Em carta aberta, um grupo de mais de 70 ONGs brasileiras e internacionais que têm atuação no Brasil chamou de “repugnante” a intenção do governo e afirmou que tais propostas “afrontam a democracia no país.” Elas lembram que a liberdade de atuação de organização da sociedade civil está garantida na Constituição e que já existe no ordenamento jurídico brasileiro regulamentação para entidades do terceiro setor – o Marco Regulatório das Organizações da Sociedade Civil (MROSC), composto pela Lei 13.019/2014 e Decreto nº 8.726/16.
“A atuação de organizações da sociedade civil é a expressão viva do pluralismo de ideias e sua liberdade está garantida na Constituição. Querer controlá-las é, em última instância, tentar silenciar liberdades constitucionais […] O Conselho Nacional da Amazônia Legal, colegiado inepto, sem participação social e de resultado quase nulo na defesa da floresta, deveria apresentar ao país algum plano para a diminuição do desmatamento, do crime ambiental, da grilagem e das queimadas. Ao invés disso, o que vemos é a confecção de um plano para silenciar os críticos ao governo e para sufocar a democracia”, diz trechos da carta.
As entidades signatárias – entre elas Instituto Centro de Vida (ICV), WWF, SOS Mata Atlântica, Instituto Socioambiental (ISA) e Greenpeace – ressaltam que esta não é a primeira tentativa do governo Bolsonaro de controlar organizações não-governamentais, que, desde o início do novo governo, vêm sofrendo ataques e perseguições. Elas lembram que, em declaração recente, Bolsonaro chegou a reclamar por não conseguir “matar esse câncer chamado ONG”.
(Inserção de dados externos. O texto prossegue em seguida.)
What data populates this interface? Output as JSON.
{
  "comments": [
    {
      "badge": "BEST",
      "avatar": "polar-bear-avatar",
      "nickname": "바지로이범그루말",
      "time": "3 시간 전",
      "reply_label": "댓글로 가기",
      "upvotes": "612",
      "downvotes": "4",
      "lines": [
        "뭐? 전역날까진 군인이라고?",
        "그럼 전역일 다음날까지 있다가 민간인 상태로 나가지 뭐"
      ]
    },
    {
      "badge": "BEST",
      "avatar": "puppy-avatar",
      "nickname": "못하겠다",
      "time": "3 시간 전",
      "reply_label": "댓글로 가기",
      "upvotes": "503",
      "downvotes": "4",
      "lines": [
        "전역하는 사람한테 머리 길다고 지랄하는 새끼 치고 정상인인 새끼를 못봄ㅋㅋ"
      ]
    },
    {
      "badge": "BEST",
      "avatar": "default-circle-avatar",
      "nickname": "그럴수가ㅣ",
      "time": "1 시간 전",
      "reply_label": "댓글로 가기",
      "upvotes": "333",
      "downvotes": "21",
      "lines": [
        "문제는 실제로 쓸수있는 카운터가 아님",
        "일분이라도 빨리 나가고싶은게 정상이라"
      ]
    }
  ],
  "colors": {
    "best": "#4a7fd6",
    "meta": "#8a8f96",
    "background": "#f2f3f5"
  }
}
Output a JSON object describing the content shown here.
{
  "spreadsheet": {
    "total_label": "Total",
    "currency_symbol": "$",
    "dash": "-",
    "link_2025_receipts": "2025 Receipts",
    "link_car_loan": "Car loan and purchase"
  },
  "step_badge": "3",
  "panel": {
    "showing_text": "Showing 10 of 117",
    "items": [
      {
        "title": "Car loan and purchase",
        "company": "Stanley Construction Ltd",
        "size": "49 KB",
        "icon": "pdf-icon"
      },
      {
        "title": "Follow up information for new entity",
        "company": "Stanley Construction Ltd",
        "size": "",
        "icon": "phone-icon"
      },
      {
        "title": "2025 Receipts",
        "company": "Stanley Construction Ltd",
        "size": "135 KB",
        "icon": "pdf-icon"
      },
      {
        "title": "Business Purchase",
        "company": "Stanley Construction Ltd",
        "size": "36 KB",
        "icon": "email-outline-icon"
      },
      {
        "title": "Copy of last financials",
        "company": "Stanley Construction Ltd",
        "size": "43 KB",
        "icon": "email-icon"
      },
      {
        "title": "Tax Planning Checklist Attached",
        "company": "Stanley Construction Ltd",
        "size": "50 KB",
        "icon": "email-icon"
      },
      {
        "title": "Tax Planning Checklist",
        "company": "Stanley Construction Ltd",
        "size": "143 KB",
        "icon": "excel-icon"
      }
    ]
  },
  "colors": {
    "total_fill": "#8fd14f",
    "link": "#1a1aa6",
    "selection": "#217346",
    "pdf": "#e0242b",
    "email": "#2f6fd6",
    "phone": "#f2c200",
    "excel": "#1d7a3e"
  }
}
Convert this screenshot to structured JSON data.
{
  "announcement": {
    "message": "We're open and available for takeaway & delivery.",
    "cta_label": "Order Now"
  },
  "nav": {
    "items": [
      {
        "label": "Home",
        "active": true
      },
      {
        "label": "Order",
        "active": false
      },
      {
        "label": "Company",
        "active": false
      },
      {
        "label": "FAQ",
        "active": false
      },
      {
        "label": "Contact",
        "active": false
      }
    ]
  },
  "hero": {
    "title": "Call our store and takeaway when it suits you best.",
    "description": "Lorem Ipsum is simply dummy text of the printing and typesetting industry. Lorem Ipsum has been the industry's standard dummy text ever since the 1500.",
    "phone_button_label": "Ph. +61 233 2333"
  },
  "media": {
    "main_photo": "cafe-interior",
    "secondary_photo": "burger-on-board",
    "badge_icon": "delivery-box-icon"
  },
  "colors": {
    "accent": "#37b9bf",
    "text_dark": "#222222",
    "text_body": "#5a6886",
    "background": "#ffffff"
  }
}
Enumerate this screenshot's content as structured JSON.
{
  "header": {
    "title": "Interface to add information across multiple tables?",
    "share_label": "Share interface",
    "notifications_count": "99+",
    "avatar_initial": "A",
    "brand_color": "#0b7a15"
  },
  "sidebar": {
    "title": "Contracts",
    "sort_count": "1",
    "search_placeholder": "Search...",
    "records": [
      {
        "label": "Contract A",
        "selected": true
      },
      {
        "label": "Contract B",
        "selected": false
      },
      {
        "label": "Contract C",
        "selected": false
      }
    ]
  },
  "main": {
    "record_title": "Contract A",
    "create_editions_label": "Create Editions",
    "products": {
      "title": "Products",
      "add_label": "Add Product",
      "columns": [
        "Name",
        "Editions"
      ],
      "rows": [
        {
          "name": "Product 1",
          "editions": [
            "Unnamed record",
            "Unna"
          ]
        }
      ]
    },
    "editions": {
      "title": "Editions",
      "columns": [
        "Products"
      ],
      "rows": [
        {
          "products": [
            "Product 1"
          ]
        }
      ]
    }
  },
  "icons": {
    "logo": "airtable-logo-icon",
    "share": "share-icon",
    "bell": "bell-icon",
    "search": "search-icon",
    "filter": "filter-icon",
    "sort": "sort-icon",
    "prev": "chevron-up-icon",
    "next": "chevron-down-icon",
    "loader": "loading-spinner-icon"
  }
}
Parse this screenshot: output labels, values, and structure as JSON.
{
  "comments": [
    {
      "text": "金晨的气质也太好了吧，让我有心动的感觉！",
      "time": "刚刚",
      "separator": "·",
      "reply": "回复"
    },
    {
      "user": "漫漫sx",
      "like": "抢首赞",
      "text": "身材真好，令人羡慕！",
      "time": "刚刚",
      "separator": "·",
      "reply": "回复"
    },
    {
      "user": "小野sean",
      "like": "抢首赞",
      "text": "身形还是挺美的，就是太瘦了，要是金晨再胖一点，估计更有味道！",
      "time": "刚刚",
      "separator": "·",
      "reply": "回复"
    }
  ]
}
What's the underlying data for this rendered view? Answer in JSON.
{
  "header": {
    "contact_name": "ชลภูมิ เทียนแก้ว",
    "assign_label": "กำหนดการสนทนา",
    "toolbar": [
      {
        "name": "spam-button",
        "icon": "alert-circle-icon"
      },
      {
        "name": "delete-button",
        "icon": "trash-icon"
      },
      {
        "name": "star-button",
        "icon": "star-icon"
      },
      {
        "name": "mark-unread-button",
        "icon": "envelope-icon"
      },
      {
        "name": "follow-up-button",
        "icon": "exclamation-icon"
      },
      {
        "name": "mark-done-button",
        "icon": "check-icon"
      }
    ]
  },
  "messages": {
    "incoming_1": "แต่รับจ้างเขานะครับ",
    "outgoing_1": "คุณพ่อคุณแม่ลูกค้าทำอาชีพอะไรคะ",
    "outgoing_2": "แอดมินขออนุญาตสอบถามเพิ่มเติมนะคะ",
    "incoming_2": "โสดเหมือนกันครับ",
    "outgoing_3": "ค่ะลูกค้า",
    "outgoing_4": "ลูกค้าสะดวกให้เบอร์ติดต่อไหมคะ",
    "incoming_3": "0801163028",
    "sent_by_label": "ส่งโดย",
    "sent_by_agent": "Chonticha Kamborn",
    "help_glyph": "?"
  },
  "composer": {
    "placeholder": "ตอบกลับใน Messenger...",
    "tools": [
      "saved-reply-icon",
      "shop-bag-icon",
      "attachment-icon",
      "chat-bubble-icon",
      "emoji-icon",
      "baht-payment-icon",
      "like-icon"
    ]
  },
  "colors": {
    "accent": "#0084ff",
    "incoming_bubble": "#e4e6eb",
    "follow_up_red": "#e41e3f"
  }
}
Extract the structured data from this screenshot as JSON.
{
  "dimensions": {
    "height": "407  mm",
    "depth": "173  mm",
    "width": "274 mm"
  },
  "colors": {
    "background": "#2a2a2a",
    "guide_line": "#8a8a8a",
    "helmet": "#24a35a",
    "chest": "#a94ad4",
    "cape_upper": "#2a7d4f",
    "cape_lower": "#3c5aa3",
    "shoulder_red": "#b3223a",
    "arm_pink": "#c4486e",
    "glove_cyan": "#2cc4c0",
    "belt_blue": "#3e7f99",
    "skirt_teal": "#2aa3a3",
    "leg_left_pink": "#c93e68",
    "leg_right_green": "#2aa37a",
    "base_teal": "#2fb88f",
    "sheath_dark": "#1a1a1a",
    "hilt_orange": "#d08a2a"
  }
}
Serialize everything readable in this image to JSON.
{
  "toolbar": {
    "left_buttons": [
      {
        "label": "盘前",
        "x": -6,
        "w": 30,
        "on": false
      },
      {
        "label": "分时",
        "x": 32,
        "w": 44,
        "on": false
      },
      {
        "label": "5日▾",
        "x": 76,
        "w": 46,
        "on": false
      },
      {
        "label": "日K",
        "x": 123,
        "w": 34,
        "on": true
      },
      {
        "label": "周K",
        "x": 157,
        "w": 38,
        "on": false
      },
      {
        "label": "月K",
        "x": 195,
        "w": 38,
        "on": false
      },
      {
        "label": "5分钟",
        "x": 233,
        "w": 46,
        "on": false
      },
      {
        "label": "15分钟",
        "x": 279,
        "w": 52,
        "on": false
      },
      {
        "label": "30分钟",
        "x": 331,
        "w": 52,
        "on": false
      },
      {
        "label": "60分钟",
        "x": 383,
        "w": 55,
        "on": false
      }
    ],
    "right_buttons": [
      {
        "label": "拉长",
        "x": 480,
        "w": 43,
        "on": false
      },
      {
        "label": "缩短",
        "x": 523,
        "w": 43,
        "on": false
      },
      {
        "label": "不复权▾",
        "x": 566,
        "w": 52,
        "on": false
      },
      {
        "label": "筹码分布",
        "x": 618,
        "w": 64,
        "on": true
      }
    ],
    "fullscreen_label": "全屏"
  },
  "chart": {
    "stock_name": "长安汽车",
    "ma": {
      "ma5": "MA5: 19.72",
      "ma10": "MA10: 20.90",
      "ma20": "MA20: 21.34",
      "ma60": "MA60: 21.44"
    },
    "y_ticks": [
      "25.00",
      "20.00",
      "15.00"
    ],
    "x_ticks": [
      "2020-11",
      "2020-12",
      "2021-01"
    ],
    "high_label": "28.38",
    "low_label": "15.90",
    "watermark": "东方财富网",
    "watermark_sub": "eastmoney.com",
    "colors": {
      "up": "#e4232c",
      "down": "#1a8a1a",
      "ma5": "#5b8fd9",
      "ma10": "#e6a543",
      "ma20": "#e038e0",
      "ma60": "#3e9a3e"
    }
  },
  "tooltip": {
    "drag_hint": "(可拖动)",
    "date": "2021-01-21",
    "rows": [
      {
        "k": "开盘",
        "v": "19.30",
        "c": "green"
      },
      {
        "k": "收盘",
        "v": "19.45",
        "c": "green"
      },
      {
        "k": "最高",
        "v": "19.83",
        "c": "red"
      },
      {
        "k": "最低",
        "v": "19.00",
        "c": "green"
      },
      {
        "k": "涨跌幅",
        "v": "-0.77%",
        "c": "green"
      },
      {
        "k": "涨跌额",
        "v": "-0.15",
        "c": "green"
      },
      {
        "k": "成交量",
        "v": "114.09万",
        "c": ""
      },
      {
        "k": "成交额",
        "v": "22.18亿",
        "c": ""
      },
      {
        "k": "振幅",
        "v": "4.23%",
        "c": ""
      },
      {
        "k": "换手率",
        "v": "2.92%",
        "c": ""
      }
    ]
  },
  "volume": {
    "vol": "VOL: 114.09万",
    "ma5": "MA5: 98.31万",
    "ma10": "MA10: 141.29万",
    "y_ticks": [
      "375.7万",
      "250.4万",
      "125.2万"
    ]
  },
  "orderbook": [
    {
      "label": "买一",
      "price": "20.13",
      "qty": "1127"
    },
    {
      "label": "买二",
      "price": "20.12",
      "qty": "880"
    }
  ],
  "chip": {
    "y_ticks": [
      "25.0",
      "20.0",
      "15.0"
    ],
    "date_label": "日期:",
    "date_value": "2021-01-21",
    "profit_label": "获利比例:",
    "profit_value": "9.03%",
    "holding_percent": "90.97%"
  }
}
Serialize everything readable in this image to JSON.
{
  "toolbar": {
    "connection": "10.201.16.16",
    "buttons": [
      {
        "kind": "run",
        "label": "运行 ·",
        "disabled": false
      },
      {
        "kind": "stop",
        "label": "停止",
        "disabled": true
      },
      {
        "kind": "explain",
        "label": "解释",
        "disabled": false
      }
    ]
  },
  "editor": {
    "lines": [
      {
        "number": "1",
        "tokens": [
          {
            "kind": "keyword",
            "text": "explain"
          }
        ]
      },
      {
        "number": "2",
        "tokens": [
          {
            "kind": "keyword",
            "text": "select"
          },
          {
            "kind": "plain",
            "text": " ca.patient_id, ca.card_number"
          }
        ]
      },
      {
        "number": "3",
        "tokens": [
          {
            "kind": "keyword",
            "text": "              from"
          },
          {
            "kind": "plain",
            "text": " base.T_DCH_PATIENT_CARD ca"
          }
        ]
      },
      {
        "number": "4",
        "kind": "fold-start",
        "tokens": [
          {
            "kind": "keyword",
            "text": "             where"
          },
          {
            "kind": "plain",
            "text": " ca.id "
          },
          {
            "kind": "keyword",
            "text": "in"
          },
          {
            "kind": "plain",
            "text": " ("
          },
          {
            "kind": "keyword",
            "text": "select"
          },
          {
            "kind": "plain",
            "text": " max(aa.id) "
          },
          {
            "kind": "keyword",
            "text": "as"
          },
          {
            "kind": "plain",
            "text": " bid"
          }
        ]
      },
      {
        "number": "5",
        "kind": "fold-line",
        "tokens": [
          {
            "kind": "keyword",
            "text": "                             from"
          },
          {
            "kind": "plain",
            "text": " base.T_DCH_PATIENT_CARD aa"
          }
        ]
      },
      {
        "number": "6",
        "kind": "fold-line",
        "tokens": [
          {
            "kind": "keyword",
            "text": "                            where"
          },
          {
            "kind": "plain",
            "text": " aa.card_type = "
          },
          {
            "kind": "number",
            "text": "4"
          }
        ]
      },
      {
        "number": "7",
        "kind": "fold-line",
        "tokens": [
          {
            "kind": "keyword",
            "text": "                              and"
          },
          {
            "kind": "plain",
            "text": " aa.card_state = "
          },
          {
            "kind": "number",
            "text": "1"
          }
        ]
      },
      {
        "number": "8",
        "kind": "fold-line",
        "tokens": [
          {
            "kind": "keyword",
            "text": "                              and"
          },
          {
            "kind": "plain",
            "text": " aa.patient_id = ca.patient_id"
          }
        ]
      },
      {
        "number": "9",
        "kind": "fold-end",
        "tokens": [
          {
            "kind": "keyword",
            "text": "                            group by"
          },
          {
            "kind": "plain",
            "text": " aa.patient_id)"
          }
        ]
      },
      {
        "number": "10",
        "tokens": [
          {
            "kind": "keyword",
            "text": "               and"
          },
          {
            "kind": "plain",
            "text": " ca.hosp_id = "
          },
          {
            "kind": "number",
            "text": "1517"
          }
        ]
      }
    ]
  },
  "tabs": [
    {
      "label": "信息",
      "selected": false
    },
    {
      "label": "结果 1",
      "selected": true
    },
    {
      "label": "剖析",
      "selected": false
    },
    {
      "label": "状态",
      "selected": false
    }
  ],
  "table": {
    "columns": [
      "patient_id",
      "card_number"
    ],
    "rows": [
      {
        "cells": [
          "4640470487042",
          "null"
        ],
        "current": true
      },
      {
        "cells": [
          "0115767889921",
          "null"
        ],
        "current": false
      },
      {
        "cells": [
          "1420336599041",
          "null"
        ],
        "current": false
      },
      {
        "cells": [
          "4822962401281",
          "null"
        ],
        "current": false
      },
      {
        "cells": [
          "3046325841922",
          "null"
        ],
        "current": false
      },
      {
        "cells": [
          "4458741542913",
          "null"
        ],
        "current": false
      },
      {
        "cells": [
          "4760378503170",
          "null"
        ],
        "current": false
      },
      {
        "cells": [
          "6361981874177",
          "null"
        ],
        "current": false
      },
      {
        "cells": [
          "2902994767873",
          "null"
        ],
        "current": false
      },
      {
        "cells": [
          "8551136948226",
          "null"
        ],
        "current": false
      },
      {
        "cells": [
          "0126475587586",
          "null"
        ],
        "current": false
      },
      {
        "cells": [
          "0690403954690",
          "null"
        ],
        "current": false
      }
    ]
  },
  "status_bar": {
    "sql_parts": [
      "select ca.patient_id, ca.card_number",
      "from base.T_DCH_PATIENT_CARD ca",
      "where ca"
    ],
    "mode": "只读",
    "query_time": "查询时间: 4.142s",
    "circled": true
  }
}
Além da carta aberta, a tarde e noite de segunda-feira foram marcadas por outras manifestações de repúdio individuais ou de organizações e coletivos de organizações do terceiro setor.
Márcio Astrini, secretário-executivo do Observatório do Clima – rede formada por 56 organizações não-governamentais e movimentos sociais – ressaltou a gravidade da informação. “O governo brasileiro não tem plano, meta ou prazo para acabar com o desmatamento e outros crimes ambientais, nem para implementar a meta brasileira no Acordo de Paris. Mas tem plano, meta e prazo para controlar a sociedade civil. A situação é gravíssima e mostra que dentro do governo existem grupos que conspiram abertamente contra a Constituição brasileira e a democracia.” O Observatório do Clima é também signatário da Carta Aberta.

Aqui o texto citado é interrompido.